Le problème de la sortie de l’OTAN est que les Etasuniens ont bien fait les choses avec leurs serviteurs dans l’Union européenne. Ils ont activement poussé à la mutualisation tant opérationnelle que des systèmes d’armes, ou encore de l’industrie de défense.

C’est le concept de « Smart defense » voulu par l’OTAN et imposé à l’UE il y a de cela une douzaine d’années : sous couvert de réduction des coûts, mutualiser, interpénétrer, rendre dépendant les uns des autres, bien évidemment sous des standards OTAN. On le voit encore à l’œuvre avec le projet d’avion de combat « européen », le SCAF : les USA ne supportent pas que la France ait développé le meilleur avion de combat polyvalent au monde, le Rafale, concurrent direct de leur F-35 (qui est d’ailleurs un vrai fer à repasser), et poussent à la construction d’un avion européen, ce qui permet aux Allemands d’exiger les secrets industriels du Rafale. S’en départir exigera du temps et des efforts.

La laïcité vous paraît-elle un principe essentiel ?

La laïcité est un principe essentiel de la sensibilité française, ancrée, comme l’a montré Jean-François Colosimo, depuis bien plus longtemps que 1905, et fondée avant tout par le traumatisme des guerres de Religions. C’est d’ailleurs une des raisons de la crispation identitaire à laquelle nous assistons avec le phénomène Zemmour : je l’interprète comme une réaction à long terme face aux attaques djihadistes subies par la France depuis 2012.
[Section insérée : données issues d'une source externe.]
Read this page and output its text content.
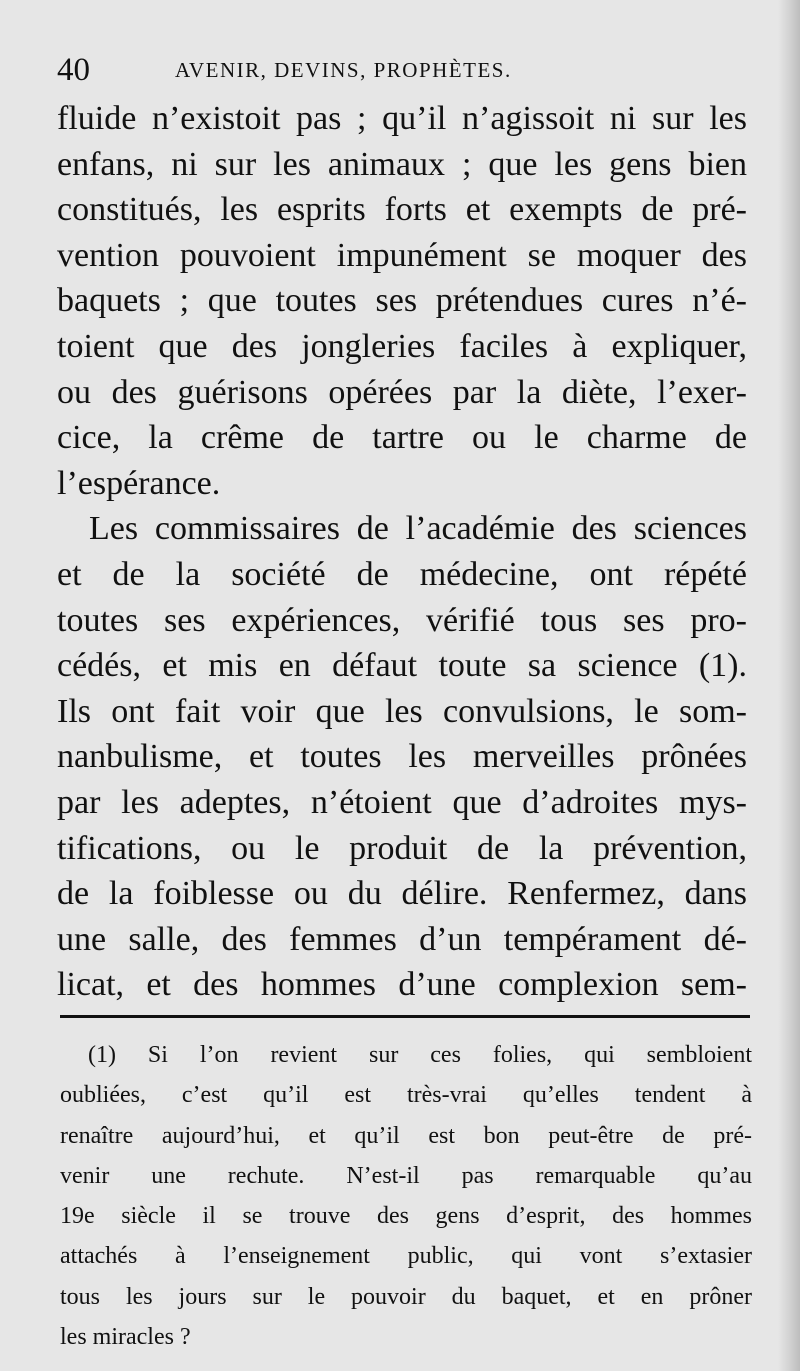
40	AVENIR, DEVINS, PROPHÈTES.
fluide n’existoit pas ; qu’il n’agissoit ni sur les
enfans, ni sur les animaux ; que les gens bien
constitués, les esprits forts et exempts de pré-
vention pouvoient impunément se moquer des
baquets ; que toutes ses prétendues cures n’é-
toient que des jongleries faciles à expliquer,
ou des guérisons opérées par la diète, l’exer-
cice, la crême de tartre ou le charme de
l’espérance.
Les commissaires de l’académie des sciences
et de la société de médecine, ont répété
toutes ses expériences, vérifié tous ses pro-
cédés, et mis en défaut toute sa science (1).
Ils ont fait voir que les convulsions, le som-
nanbulisme, et toutes les merveilles prônées
par les adeptes, n’étoient que d’adroites mys-
tifications, ou le produit de la prévention,
de la foiblesse ou du délire. Renfermez, dans
une salle, des femmes d’un tempérament dé-
licat, et des hommes d’une complexion sem-
(1) Si l’on revient sur ces folies, qui sembloient
oubliées, c’est qu’il est très-vrai qu’elles tendent à
renaître aujourd’hui, et qu’il est bon peut-être de pré-
venir une rechute. N’est-il pas remarquable qu’au
19e siècle il se trouve des gens d’esprit, des hommes
attachés à l’enseignement public, qui vont s’extasier
tous les jours sur le pouvoir du baquet, et en prôner
les miracles ?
Les Français ont vu les fanatiques les attaquer au plus profond d’eux-mêmes et ont peur du retour de la guerre civile. M. Macron, qui avait commencé son mandat avec l’objectif à peine masqué de « normaliser », là encore, la France à l’aune du modèle anglo-saxon multiculturel, l’a d’ailleurs bien compris, et a pris un virage à 180 degrés bienvenu… Sincère ou non, à chacun d’en juger.

Ce que je peux dire, c’est que, si j’étais président de la République, la laïcité, seule garante de la paix civile, serait appliquée sans concession.